L’environnement après la manif

Elle était magnifique, la gigantesque manifestation pour la planète qui s’est tenue à Montréal le 27 septembre. Formidable aussi de voir la participation ailleurs au Québec et dans le monde. Et pourtant, ça m’a laissée… grognonne.

 

marche pour le climat
Photo: La Presse Canadienne

 Ça y est, je vais faire la râleuse. J’approuve pourtant totalement le vibrant «Comment osez-vous!» que Greta Thunberg a lancé aux dirigeants du monde lorsqu’elle a pris la parole à l’ONU en septembre.

… Et justement, mon agacement part de là.

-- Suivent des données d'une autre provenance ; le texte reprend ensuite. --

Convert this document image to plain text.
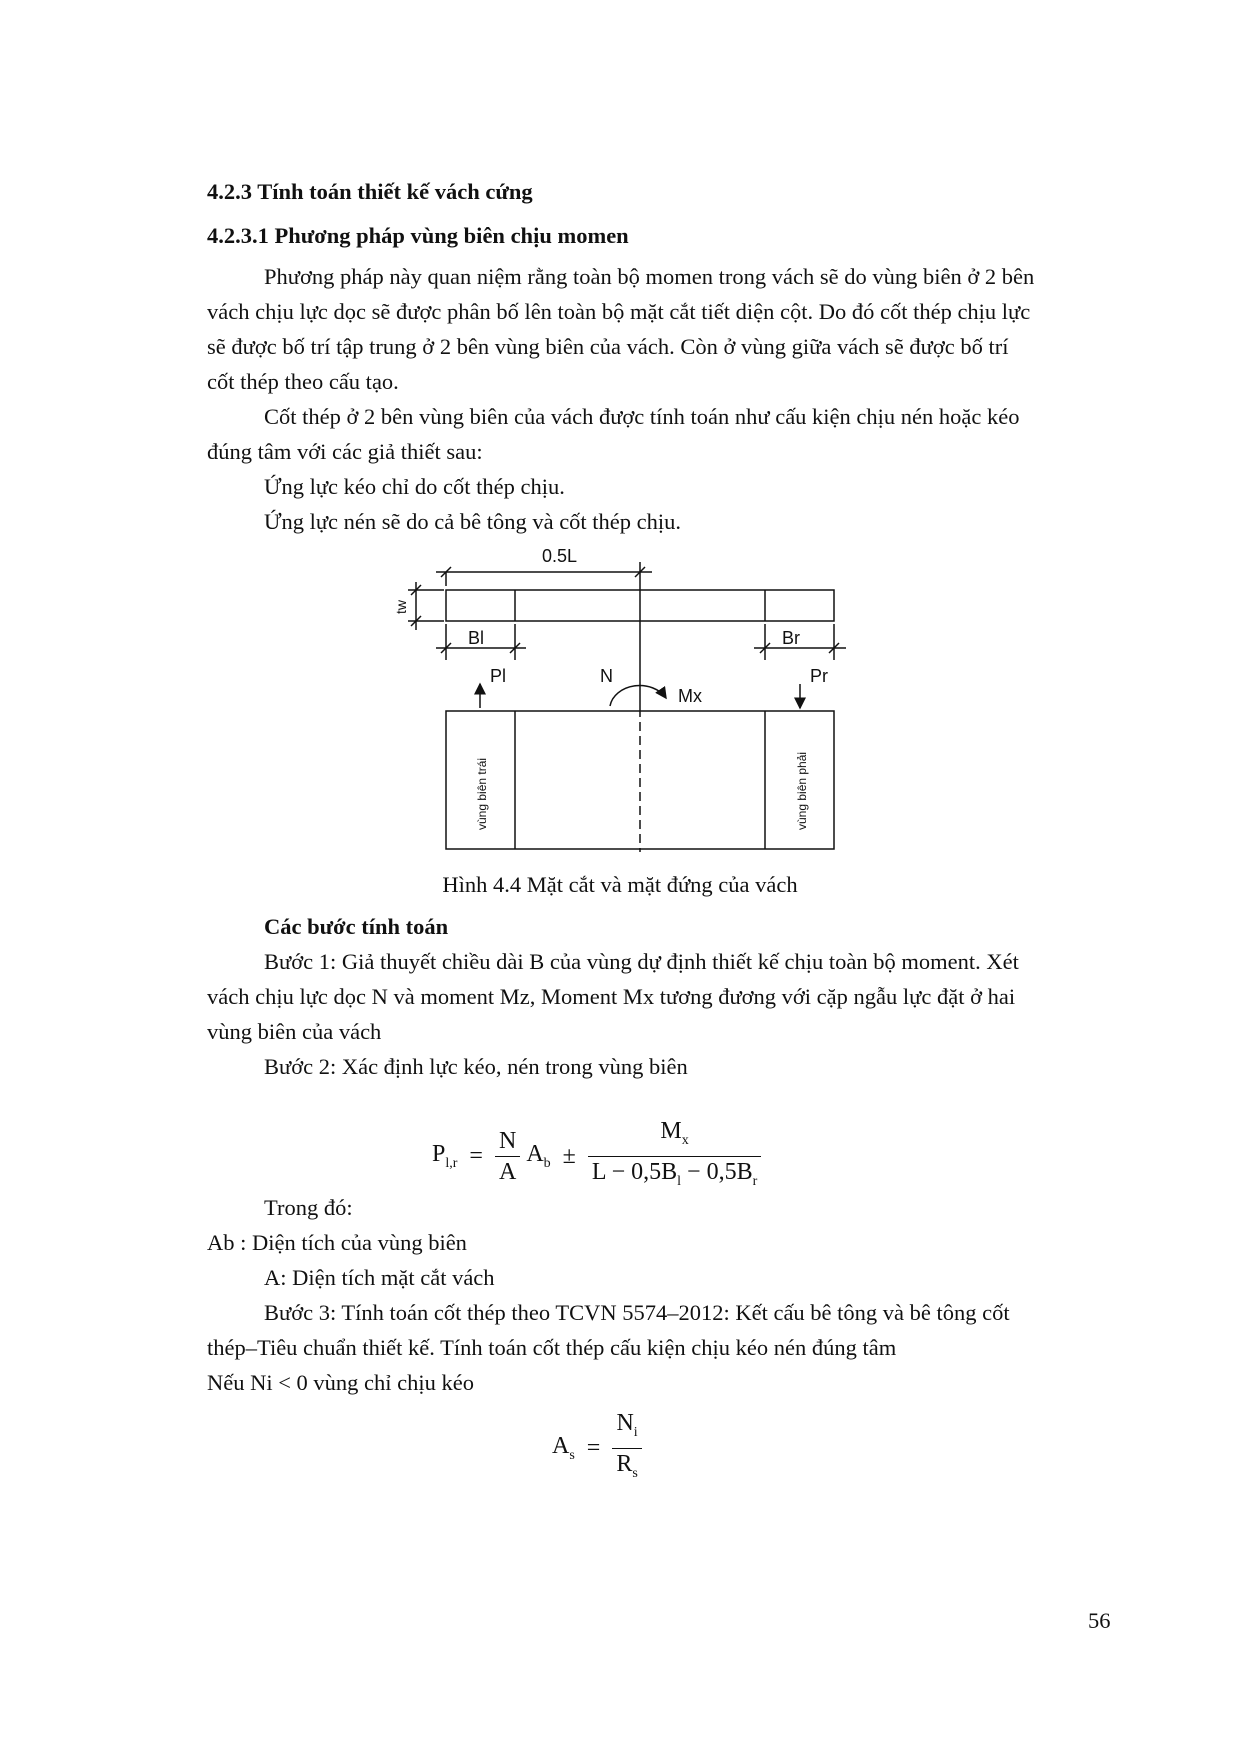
4.2.3 Tính toán thiết kế vách cứng
4.2.3.1 Phương pháp vùng biên chịu momen
Phương pháp này quan niệm rằng toàn bộ momen trong vách sẽ do vùng biên ở 2 bên
vách chịu lực dọc sẽ được phân bố lên toàn bộ mặt cắt tiết diện cột. Do đó cốt thép chịu lực
sẽ được bố trí tập trung ở 2 bên vùng biên của vách. Còn ở vùng giữa vách sẽ được bố trí
cốt thép theo cấu tạo.
Cốt thép ở 2 bên vùng biên của vách được tính toán như cấu kiện chịu nén hoặc kéo
đúng tâm với các giả thiết sau:
Ứng lực kéo chỉ do cốt thép chịu.
Ứng lực nén sẽ do cả bê tông và cốt thép chịu.
0.5L
tw
Bl	Br
Pl	N
Mx
Pr
vùng biên trái	vùng biên phải
Hình 4.4 Mặt cắt và mặt đứng của vách
Các bước tính toán
Bước 1: Giả thuyết chiều dài B của vùng dự định thiết kế chịu toàn bộ moment. Xét
vách chịu lực dọc N và moment Mz, Moment Mx tương đương với cặp ngẫu lực đặt ở hai
vùng biên của vách
Bước 2: Xác định lực kéo, nén trong vùng biên
$P_{l,r} = \frac{N}{A} A_b \pm \frac{M_x}{L - 0,5B_l - 0,5B_r}$
Trong đó:
Ab : Diện tích của vùng biên
A: Diện tích mặt cắt vách
Bước 3: Tính toán cốt thép theo TCVN 5574–2012: Kết cấu bê tông và bê tông cốt
thép–Tiêu chuẩn thiết kế. Tính toán cốt thép cấu kiện chịu kéo nén đúng tâm
Nếu Ni < 0 vùng chỉ chịu kéo
$A_s = \frac{N_i}{R_s}$
56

Une manifestation, ça sert à réclamer quelque chose à quelqu’un qui a le pouvoir de décider. Que faisaient donc les élus et les candidats dans la rue le 27 septembre? Leur rôle, c’est d’être sur le trottoir à prendre des notes afin ensuite de mieux nous rendre compte de leurs engagements.

Et ça tombe bien, on est en campagne électorale au fédéral. Au jeu des images, je préfère grandement que les partis politiques aient des promesses réalisables (surtout pas du rêve!) en matière d’environnement. Et je souhaite tout autant que chaque personne qui a manifesté le 27 septembre se rende voter le 21 octobre. Or, tant pour les partis que pour les votants, c’est loin d’être gagné.

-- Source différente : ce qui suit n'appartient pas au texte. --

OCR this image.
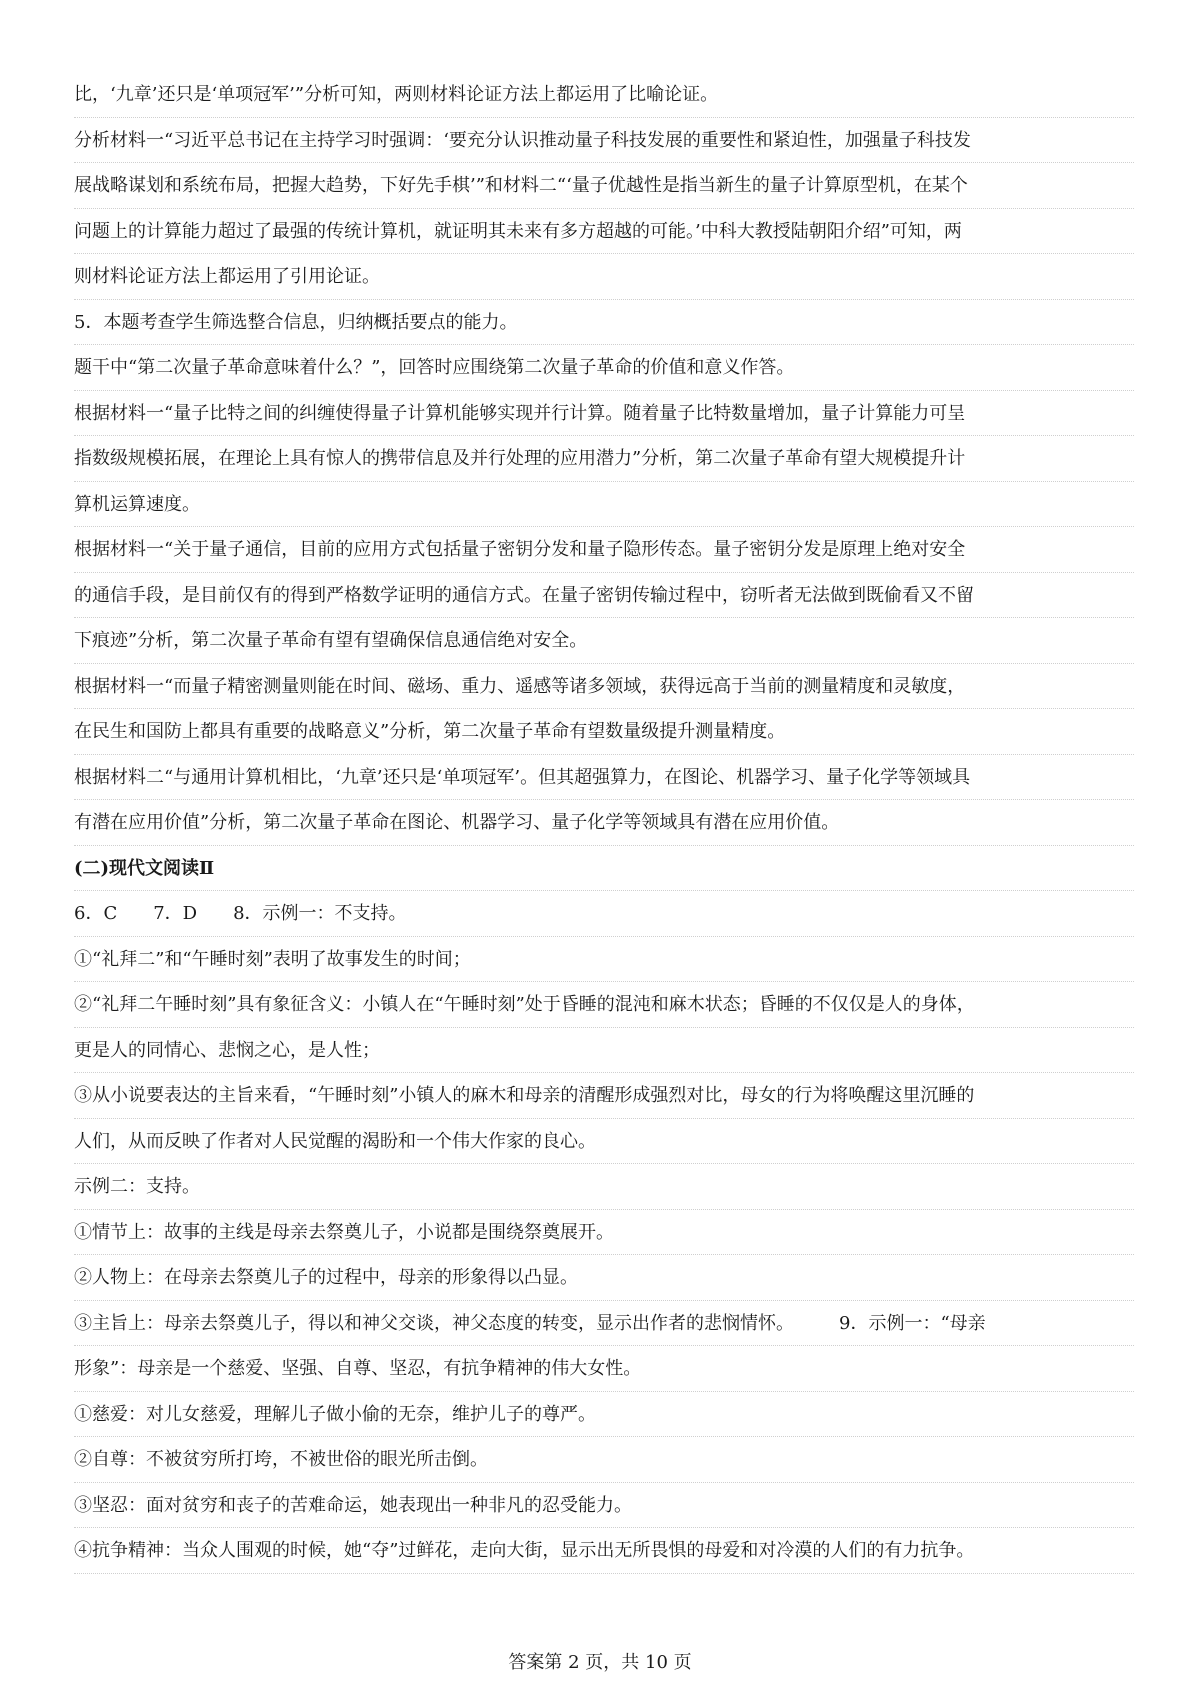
比，‘九章’还只是‘单项冠军’”分析可知，两则材料论证方法上都运用了比喻论证。
分析材料一“习近平总书记在主持学习时强调：‘要充分认识推动量子科技发展的重要性和紧迫性，加强量子科技发
展战略谋划和系统布局，把握大趋势，下好先手棋’”和材料二“‘量子优越性是指当新生的量子计算原型机，在某个
问题上的计算能力超过了最强的传统计算机，就证明其未来有多方超越的可能。’中科大教授陆朝阳介绍”可知，两
则材料论证方法上都运用了引用论证。
5．本题考查学生筛选整合信息，归纳概括要点的能力。
题干中“第二次量子革命意味着什么？”，回答时应围绕第二次量子革命的价值和意义作答。
根据材料一“量子比特之间的纠缠使得量子计算机能够实现并行计算。随着量子比特数量增加，量子计算能力可呈
指数级规模拓展，在理论上具有惊人的携带信息及并行处理的应用潜力”分析，第二次量子革命有望大规模提升计
算机运算速度。
根据材料一“关于量子通信，目前的应用方式包括量子密钥分发和量子隐形传态。量子密钥分发是原理上绝对安全
的通信手段，是目前仅有的得到严格数学证明的通信方式。在量子密钥传输过程中，窃听者无法做到既偷看又不留
下痕迹”分析，第二次量子革命有望有望确保信息通信绝对安全。
根据材料一“而量子精密测量则能在时间、磁场、重力、遥感等诸多领域，获得远高于当前的测量精度和灵敏度，
在民生和国防上都具有重要的战略意义”分析，第二次量子革命有望数量级提升测量精度。
根据材料二“与通用计算机相比，‘九章’还只是‘单项冠军’。但其超强算力，在图论、机器学习、量子化学等领域具
有潜在应用价值”分析，第二次量子革命在图论、机器学习、量子化学等领域具有潜在应用价值。
(二)现代文阅读Ⅱ
6．C　　7．D　　8．示例一：不支持。
①“礼拜二”和“午睡时刻”表明了故事发生的时间；
②“礼拜二午睡时刻”具有象征含义：小镇人在“午睡时刻”处于昏睡的混沌和麻木状态；昏睡的不仅仅是人的身体，
更是人的同情心、悲悯之心，是人性；
③从小说要表达的主旨来看，“午睡时刻”小镇人的麻木和母亲的清醒形成强烈对比，母女的行为将唤醒这里沉睡的
人们，从而反映了作者对人民觉醒的渴盼和一个伟大作家的良心。
示例二：支持。
①情节上：故事的主线是母亲去祭奠儿子，小说都是围绕祭奠展开。
②人物上：在母亲去祭奠儿子的过程中，母亲的形象得以凸显。
③主旨上：母亲去祭奠儿子，得以和神父交谈，神父态度的转变，显示出作者的悲悯情怀。　　　9．示例一：“母亲
形象”：母亲是一个慈爱、坚强、自尊、坚忍，有抗争精神的伟大女性。
①慈爱：对儿女慈爱，理解儿子做小偷的无奈，维护儿子的尊严。
②自尊：不被贫穷所打垮，不被世俗的眼光所击倒。
③坚忍：面对贫穷和丧子的苦难命运，她表现出一种非凡的忍受能力。
④抗争精神：当众人围观的时候，她“夺”过鲜花，走向大街，显示出无所畏惧的母爱和对冷漠的人们的有力抗争。
答案第 2 页，共 10 页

Et puis, réclamer de changer le monde est un bien vaste programme. Pour arriver à du concret, mieux vaut une cible: non à la guerre en Irak, M. Jean Chrétien! Non à la hausse des droits de scolarité, M. Jean Charest! Non au pipeline Énergie Est, MM. Justin Trudeau et Philippe Couillard!

Mais l’enjeu du 27 septembre, c’était la prise de conscience… Fort bien, mais n’avons-nous pas à cet égard déjà bien des manifs pro-environnement dans le corps?

Oui, mais cette fois c’est différent, ai-je entendu: parce que la mobilisation ne cesse d’augmenter, parce que la jeunesse marche d’un même pas, parce que c’est par de tels gestes d’éclat que la société comprendra qu’il faut lui emboîter le pas.

Et pourtant…

À la radio, en cette matinée du 27 septembre, il n’y en avait que pour la manif qui aurait lieu quelques heures plus tard. À la pause, trois publicités de voitures se sont succédé… J’ouvre ensuite un quotidien: gros spécial «vers la manif» suivi de pubs vantant les croisières, secteur en pleine expansion. L’image qui m’est venue en tête (un gigantesque paquebot écrasant la beauté de Venise) était hautement incompatible avec la cause du jour.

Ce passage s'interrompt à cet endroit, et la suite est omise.